Anne Duk Hee Jordan (1978, Korea) lives and works in Berlin. She creates romantic machines that mirror, extend or convert biological processes and chemical reactions between living organisms and dead matter. Working with specialists in the fields of marine life, biology, sexuality and reproduction, nutrition and ecology, her interconnected work develops a narrative between science, art and philosophy. The environments that she creates humorously symbolise a social space, in which the exchanges reproduce biological processes or represent human interactions.
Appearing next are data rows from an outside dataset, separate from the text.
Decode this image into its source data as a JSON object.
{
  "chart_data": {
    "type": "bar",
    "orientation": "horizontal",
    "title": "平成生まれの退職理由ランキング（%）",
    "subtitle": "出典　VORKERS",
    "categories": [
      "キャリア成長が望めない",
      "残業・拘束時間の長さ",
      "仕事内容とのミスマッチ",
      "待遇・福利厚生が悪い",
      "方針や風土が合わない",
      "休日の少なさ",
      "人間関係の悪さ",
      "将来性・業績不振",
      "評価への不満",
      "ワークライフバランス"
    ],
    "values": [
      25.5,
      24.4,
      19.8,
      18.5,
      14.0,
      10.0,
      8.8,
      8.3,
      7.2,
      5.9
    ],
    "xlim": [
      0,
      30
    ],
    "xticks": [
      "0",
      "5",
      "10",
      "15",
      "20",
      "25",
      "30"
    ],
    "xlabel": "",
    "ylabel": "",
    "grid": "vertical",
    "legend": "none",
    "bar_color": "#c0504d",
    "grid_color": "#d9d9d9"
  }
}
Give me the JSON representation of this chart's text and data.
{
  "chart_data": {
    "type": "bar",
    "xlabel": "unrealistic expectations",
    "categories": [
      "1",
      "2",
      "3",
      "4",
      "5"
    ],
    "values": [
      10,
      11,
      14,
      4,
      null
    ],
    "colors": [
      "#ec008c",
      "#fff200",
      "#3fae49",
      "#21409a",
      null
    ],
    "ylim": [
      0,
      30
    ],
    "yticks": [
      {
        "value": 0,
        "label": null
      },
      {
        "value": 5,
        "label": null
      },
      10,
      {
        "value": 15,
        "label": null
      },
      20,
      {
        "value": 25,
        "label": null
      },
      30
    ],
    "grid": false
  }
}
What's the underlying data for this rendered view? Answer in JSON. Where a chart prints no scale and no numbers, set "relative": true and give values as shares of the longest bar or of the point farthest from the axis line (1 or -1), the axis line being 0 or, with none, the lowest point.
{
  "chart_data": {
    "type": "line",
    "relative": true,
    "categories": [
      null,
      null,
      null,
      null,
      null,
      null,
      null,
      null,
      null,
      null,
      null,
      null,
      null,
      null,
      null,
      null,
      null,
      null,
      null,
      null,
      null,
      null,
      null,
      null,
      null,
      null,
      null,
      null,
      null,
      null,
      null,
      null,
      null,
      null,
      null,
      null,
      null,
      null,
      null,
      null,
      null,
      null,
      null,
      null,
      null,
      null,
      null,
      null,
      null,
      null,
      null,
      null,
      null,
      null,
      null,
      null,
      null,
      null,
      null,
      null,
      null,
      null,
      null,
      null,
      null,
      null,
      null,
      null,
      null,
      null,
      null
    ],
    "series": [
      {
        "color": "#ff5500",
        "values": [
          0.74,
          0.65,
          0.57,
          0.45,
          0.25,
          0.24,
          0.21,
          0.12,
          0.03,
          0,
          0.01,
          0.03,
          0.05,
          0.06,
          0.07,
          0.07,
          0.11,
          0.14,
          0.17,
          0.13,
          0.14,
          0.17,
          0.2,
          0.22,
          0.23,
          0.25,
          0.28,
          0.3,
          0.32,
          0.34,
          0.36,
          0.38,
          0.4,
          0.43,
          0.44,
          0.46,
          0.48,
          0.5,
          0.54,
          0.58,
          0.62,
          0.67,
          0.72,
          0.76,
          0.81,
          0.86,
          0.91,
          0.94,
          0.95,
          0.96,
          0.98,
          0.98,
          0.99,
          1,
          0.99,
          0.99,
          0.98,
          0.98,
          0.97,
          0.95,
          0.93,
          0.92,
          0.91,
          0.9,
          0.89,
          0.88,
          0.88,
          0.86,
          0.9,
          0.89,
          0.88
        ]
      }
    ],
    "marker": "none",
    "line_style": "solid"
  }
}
Her solo and group exhibitions include: A Handful of Dust (with Viron Erol Vert), Ehrenhalle at Standortfriedhof Lilienthalstraße, Berlin, 2020; Down to Earth, Immersion, Gropius Bau, Berlin, 2020; The Long Term You Cannot Afford. On the Distribution of the Toxic, Savvy Contemporary, Berlin, 2019; Ziggy Goes Wild, Kunstverein Arnsberg, 2019; and Sensing Nature From Within, Moderna Museet Malmö, 2019.
The Living Plant Archive: All My Hands Are Labour
Anne Duk Hee Jordan’s work approaches colonial histories and remaining coloniality through the perspective of five plant protagonists: nutmeg, clove, tea, pepper and cinnamon. The migration and trade of these plants and spices have been central to the growth of the Dutch economy since the seventeenth century. The lucrative commerce of the spices in was premised on exploitative extraction of both plant resources and human labour.
A former parking lot is transformed into an open landscape with a living plant archive. The building of the archive approximates an assembly of gustatory and sensory material referring to both the historical and present context. Researcher and curator Pauline Doutreluingne elaborates the archive by attempting to outline the possibility for trans-material archiving, functioning at the intersection of nature, food, history and postcolonial thinking.